A few other practical steps that make a real difference:

  • Switch to cotton underwear. Cotton wicks away moisture that bacteria and yeast feed on. Synthetic fabrics trap heat and sweat, which can intensify odor. Even underwear with a cotton crotch panel doesn’t breathe as well as 100% cotton.
  • Change underwear more frequently. On the last day or two of your period and the day after, a midday change of underwear removes residual discharge before bacteria have time to break it down.
  • Use unscented menstrual products. Deodorant-free pads and tampons without a plastic coating reduce chemical irritation during your period, which means less disruption to recover from afterward.
  • Stay hydrated. Dehydration concentrates urine, and urine residue on the vulva can add an ammonia-like smell on top of normal post-period odor.
  • Wipe front to back. This prevents introducing rectal bacteria into the vaginal area, where they can contribute to odor and infection.

Why You Should Skip the Douche

Douching is one of the most common responses to vaginal odor, and one of the worst. It flushes out the very bacteria your body needs to restore normal pH. The U.S. Office on Women’s Health is blunt about this: douching only covers up odor temporarily and makes other problems worse. It disrupts the necessary balance of vaginal flora and natural acidity, which can cause an overgrowth of harmful bacteria.

The numbers are striking. Women who douche weekly are five times more likely to develop bacterial vaginosis (BV) than women who don’t douche at all. If you already have a mild imbalance, douching can push bacteria upward into the uterus and fallopian tubes, potentially leading to pelvic inflammatory disease. It’s also linked to higher rates of yeast infections, vaginal dryness, and complications during pregnancy. Your vagina is self-cleaning. Let it do its job.

Do Probiotics Help?

The idea of taking probiotics to support vaginal health is appealing, but the evidence is thin. The dominant beneficial bacteria in the vagina are Lactobacillus crispatus and Lactobacillus iners. Most probiotic supplements and yogurts contain different species, like L. acidophilus or L. rhamnosus, which are more common in the gut and don’t necessarily colonize the vagina effectively. Harvard Health Publishing reports that vaginal probiotics are “probably a waste of money” for most people, though if you want to try one, formulations containing Lactobacillus rhamnosus GR-1 have shown the most promise in studies.
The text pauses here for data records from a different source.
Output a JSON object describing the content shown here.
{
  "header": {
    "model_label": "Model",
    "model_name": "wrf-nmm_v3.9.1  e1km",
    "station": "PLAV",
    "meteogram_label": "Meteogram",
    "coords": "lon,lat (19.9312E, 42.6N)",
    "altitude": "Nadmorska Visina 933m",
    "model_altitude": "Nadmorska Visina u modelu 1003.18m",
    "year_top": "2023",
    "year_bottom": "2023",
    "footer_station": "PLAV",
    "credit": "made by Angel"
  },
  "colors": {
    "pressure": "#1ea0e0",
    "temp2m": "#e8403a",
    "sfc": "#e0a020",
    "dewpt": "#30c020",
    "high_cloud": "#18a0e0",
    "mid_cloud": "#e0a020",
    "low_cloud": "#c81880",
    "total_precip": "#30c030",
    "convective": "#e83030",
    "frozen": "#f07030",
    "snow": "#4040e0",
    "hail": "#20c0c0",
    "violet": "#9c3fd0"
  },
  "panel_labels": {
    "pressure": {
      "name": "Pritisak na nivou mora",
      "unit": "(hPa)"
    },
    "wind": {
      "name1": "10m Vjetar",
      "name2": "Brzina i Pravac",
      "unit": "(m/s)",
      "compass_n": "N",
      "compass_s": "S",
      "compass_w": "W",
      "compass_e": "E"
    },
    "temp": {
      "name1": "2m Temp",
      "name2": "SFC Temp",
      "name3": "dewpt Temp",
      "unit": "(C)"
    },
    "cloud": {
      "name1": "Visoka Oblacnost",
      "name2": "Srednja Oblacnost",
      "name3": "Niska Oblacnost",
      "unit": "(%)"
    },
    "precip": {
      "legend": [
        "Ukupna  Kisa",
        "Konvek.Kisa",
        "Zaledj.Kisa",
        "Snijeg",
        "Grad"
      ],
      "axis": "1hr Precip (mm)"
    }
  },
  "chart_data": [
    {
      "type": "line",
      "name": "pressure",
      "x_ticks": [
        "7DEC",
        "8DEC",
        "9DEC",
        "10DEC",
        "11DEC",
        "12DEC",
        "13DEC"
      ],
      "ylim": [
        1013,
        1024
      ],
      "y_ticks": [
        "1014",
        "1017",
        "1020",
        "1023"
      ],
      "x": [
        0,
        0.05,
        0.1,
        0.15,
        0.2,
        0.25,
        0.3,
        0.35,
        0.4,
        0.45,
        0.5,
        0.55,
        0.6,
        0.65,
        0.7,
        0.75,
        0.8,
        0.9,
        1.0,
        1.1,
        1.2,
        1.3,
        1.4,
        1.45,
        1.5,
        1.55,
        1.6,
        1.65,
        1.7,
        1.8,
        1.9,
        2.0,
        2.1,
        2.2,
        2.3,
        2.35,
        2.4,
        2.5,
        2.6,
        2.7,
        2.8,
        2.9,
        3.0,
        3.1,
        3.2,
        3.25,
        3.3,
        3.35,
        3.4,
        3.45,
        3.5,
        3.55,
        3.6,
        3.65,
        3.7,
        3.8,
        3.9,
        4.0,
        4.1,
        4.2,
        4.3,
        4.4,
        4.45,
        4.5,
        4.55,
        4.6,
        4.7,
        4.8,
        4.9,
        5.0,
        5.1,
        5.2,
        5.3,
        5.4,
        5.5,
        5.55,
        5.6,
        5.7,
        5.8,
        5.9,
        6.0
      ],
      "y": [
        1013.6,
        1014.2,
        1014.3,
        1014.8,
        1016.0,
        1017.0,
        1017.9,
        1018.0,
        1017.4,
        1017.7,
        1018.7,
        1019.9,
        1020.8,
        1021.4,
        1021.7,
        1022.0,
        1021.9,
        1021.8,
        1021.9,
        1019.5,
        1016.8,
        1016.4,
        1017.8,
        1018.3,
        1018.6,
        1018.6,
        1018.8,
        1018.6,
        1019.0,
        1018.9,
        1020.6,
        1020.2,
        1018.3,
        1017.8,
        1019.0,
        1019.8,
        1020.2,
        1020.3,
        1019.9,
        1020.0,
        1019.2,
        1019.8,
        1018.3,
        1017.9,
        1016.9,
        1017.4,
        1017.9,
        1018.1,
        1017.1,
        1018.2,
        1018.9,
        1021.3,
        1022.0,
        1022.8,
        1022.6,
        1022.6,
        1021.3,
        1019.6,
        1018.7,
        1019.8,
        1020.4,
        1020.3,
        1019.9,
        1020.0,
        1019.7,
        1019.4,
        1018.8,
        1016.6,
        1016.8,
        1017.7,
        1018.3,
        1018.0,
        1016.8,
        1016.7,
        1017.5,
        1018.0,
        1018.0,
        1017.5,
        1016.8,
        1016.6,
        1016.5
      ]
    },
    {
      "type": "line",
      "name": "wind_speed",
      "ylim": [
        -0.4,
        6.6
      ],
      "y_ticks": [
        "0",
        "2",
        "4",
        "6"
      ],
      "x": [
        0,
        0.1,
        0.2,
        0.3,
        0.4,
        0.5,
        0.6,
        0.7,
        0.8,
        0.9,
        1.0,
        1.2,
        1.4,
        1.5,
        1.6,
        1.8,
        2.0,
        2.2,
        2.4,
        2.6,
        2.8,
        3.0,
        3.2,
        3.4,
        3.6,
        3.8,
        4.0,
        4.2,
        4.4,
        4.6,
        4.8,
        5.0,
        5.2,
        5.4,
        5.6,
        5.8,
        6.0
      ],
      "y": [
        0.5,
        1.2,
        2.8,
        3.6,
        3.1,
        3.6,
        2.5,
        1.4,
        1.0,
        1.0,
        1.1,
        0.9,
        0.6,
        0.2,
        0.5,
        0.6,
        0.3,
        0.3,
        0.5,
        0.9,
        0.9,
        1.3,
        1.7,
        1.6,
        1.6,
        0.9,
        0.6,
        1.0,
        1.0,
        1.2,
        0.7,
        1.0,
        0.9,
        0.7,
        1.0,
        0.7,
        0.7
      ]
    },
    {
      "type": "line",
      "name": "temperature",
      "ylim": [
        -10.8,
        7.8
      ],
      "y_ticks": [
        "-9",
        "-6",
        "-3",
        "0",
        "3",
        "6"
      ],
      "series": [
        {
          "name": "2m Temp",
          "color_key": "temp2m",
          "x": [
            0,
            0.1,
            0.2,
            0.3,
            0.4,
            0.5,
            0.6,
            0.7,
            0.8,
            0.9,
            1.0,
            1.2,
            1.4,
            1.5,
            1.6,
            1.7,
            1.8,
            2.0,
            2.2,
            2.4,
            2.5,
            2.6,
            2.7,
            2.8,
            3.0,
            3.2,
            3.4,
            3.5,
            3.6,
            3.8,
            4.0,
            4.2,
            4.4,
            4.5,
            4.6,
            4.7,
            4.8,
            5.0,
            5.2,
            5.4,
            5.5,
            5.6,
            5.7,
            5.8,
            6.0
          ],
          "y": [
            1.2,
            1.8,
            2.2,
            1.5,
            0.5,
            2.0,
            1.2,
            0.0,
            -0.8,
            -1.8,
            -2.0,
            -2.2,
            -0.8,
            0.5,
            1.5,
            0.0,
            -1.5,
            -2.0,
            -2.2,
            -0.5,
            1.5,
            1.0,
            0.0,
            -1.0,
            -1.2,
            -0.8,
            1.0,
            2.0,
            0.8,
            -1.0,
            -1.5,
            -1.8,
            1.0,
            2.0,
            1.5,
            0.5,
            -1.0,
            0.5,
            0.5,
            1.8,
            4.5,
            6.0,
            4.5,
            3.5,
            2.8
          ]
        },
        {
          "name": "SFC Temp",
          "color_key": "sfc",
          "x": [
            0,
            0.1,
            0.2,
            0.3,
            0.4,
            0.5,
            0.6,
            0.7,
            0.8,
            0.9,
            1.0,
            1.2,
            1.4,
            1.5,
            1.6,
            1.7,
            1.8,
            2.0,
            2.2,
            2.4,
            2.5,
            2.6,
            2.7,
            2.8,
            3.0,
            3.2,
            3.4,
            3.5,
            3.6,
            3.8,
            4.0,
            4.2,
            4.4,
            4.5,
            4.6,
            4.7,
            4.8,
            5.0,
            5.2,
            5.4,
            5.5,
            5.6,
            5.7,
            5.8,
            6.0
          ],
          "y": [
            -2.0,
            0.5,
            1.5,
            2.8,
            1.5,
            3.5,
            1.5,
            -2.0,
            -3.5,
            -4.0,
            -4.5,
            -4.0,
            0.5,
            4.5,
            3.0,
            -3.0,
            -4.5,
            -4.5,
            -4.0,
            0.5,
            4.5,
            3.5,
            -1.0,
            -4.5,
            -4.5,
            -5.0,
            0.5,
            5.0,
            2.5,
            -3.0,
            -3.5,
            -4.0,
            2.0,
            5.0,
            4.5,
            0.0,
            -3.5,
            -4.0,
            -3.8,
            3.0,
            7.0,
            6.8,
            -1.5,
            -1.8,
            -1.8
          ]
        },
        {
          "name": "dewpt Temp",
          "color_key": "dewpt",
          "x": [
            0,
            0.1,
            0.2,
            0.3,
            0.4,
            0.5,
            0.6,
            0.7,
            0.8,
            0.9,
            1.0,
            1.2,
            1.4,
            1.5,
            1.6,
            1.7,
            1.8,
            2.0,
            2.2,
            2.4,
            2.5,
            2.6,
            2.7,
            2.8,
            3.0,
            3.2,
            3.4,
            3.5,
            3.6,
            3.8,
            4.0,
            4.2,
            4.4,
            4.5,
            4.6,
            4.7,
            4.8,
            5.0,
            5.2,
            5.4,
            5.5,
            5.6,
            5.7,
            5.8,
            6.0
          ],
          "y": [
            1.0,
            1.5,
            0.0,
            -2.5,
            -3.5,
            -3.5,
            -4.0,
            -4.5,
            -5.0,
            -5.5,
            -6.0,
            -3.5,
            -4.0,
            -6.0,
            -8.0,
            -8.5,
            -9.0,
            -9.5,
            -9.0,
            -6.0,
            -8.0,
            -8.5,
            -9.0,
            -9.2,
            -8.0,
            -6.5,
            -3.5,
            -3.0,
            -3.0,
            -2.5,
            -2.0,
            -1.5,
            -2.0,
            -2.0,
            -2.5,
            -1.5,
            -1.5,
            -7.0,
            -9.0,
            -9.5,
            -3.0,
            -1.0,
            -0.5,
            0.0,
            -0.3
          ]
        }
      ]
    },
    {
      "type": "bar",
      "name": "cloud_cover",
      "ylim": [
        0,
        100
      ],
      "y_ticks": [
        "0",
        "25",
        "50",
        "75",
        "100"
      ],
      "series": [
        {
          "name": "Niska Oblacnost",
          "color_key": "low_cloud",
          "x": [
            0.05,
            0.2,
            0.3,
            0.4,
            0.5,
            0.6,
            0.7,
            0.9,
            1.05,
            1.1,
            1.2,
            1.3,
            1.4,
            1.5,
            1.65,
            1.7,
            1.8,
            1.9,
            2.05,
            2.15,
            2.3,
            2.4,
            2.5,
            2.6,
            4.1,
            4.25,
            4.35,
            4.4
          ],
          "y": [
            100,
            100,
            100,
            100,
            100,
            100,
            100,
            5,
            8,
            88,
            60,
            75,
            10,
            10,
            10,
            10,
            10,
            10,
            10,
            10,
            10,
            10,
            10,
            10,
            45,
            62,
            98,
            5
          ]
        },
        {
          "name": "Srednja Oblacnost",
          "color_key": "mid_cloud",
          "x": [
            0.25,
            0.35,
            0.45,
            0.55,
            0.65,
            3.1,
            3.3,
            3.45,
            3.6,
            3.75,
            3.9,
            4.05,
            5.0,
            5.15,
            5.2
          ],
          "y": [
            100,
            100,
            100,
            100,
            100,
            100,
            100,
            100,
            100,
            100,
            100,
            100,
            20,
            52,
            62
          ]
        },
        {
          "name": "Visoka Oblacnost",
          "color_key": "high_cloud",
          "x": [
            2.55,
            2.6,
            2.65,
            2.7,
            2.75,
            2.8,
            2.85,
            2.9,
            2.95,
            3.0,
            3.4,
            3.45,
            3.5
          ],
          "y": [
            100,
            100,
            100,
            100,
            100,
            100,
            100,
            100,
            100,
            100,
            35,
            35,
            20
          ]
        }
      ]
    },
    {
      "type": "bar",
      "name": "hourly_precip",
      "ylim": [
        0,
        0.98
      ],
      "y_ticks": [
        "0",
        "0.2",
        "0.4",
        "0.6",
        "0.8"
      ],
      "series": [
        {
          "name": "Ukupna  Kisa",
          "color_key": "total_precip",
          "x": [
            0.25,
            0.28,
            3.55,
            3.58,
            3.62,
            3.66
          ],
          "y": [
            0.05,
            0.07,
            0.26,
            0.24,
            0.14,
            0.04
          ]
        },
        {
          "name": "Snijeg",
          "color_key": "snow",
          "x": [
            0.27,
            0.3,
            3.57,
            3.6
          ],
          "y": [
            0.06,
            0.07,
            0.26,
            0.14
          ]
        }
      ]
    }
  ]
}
A more reliable way to support your vaginal microbiome is simply to avoid disrupting it. Skipping scented products, wearing breathable fabrics, and not douching does more for your bacterial balance than any supplement.

When the Smell Signals Something Else

A mild metallic, tangy, or slightly sour smell after your period is completely normal. What isn’t normal is a strong, fishy odor that persists for several days after bleeding stops, especially if it comes with other symptoms. BV is the most common culprit, and it produces a distinctive fishy smell along with grayish-white discharge, burning, or itching. BV happens when the balance of vaginal bacteria tips too far, and while a period can trigger it, it requires treatment to resolve.

A forgotten tampon is another possibility worth considering. If you used tampons at the end of your period and now notice a foul smell that gets progressively worse, along with unusual discharge (yellow, green, or brown), fever, pelvic pain, or pain while urinating, a retained tampon could be the cause. If you can’t easily remove it yourself, or you’re not sure one is there, a doctor or nurse can check quickly.

The general rule: if the odor is new, strong, and lasts more than a few days after your period ends, or if it comes paired with discharge changes, itching, burning, or pain, something beyond normal post-period chemistry is going on.